Bazı gazeteler, örneğin son olarak Pittsburgh’daki Post-Gazette, baskı günlerini haftada beşe indirip dijitale ağırlık vermekten medet umdu. Ama basılı gazeteyi gözden çıkarıp dört elle tek başına dijitale sarılmanın derde deva olamayacağı, kısa sürede anlaşıldı. Ne yapıp edip kağıt baskıyı yaşatacak, bu arada dijital olanaklardan da sonuna kadar yararlanıp iş modelinizi geliştireceksiniz... Yani basılı gazete ile dijital, birbirini besleyerek at başı gidecek... Formül, işte bu: Hibrit yayıncılık.
Ya bunu başaracaksınız, ya da “gazete katillerinin,” leş kargalarının”, “gazete terminatörlerinin” pençesine düşeceksiniz! Ne midir bu; yeri geldiğinde aşağıda açıklayacağız.
Dijitale güven sarsıldı, gazeteye arttı
Bugün hem Amerika hem Avrupa’da, dijital reklam gelirleri giderek artsa da, şimdilik basılı gazetenin reklam ve satış gelirlerinin yerini tutamıyor. Tek başına dijital, henüz beklendiği kadar başarılı olamadı. Kağıt da korkuluğunun aksine, epey kan kaybetse de halen ölmedi; yaşıyor... Unutmayalım ki, 1990’ların ikinci yarısında Amerika’daki bazı gazete yöneticileri, “10 yıl sonra, bugünkü gazeteleri gördüğümüzde çok güleceğiz” diyorlardı. Yöneticilerin çoğu, dijitale dayalı iş planlarına çok güveniyorlardı. Ama bugün için durum, henüz öyle değil.

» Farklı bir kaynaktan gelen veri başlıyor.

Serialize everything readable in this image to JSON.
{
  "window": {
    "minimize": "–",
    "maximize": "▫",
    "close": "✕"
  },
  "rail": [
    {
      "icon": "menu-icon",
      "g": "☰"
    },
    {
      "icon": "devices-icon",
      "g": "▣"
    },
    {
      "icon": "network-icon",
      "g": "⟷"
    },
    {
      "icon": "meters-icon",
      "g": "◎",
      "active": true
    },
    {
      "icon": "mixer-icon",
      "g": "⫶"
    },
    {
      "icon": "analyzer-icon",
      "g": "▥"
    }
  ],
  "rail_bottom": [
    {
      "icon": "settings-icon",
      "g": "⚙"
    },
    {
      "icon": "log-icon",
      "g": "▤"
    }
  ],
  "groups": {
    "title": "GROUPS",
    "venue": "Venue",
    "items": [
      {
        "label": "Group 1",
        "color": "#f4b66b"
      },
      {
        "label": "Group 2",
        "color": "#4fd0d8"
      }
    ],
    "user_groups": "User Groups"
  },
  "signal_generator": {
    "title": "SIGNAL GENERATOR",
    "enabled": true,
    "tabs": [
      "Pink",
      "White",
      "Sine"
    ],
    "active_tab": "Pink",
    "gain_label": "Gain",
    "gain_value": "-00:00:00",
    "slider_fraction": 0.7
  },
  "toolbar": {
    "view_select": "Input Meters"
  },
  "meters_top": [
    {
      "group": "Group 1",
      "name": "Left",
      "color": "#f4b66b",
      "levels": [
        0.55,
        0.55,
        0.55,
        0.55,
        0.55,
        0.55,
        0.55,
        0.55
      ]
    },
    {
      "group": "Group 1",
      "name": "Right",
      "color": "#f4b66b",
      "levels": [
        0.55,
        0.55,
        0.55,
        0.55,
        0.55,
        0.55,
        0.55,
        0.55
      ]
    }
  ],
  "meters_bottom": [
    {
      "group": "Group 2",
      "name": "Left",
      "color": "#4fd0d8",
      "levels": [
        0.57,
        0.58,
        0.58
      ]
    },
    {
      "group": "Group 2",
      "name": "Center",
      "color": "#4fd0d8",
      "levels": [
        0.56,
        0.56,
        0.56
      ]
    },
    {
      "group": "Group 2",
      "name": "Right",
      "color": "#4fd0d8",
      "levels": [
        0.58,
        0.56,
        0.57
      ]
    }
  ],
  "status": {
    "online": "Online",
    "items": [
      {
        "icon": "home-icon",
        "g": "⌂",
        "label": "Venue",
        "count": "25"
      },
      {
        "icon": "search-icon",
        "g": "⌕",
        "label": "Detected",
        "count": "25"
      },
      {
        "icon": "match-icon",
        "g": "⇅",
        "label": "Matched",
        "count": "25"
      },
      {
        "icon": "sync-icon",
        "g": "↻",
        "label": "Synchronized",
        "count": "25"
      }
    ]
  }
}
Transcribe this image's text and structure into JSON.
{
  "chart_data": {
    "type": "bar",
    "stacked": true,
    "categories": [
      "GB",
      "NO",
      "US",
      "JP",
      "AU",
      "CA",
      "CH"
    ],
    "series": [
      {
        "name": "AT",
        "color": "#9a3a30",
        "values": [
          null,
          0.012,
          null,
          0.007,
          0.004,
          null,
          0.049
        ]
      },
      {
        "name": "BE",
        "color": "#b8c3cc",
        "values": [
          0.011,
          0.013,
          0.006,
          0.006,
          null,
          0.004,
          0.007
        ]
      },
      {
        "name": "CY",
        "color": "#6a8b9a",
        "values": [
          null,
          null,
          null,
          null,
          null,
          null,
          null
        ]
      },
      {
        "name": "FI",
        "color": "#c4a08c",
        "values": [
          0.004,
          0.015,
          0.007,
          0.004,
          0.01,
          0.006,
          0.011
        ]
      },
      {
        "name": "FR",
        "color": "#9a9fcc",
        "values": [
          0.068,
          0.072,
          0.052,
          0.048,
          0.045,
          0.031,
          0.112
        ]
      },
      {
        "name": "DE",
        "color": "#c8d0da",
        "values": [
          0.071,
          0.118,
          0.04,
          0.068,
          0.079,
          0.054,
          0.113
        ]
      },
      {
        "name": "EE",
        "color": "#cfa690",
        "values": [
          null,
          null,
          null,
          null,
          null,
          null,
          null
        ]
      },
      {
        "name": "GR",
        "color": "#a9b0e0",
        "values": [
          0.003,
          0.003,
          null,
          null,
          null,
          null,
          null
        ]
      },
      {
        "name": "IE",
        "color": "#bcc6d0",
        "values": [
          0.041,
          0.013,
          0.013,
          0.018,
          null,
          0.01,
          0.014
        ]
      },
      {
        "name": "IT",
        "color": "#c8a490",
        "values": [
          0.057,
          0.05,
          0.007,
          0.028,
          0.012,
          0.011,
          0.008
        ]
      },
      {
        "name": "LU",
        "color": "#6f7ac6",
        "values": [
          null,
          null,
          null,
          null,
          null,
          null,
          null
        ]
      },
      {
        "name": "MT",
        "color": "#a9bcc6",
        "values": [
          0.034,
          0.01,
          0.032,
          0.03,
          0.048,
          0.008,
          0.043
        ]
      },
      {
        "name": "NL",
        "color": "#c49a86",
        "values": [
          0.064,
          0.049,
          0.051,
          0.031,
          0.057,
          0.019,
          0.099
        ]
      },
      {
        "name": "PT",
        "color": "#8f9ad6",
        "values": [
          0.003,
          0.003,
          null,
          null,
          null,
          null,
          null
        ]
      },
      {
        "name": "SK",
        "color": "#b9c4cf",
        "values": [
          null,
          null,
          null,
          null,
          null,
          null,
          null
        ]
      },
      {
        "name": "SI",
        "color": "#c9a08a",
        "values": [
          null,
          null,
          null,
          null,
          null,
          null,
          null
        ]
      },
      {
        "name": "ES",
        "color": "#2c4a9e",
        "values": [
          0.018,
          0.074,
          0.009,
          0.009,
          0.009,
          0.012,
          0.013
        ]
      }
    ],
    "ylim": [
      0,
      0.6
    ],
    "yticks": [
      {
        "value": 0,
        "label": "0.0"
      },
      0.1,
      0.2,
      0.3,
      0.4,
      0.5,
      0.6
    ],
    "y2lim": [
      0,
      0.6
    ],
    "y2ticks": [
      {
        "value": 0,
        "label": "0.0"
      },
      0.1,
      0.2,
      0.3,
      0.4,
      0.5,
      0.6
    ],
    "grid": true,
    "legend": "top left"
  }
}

Silikon vadisindeki teknoloji devlerinin tüm baskılarına rağmen özellikle “sahte” haberler, dijitalin tahtını sarsmaya başladı. Tüketici, basılı haberlere güven tazeledi, kağıt baskıya daha çok inanmaya başladı. Balon haberlerin yanında, özellikle sosyal medyadaki kaypak zemin, Facebook’un belirleyici baskısı ve reklamlardaki hâkimiyeti, katılım taraftarı tüketicileri rahatsız etmeye başladı.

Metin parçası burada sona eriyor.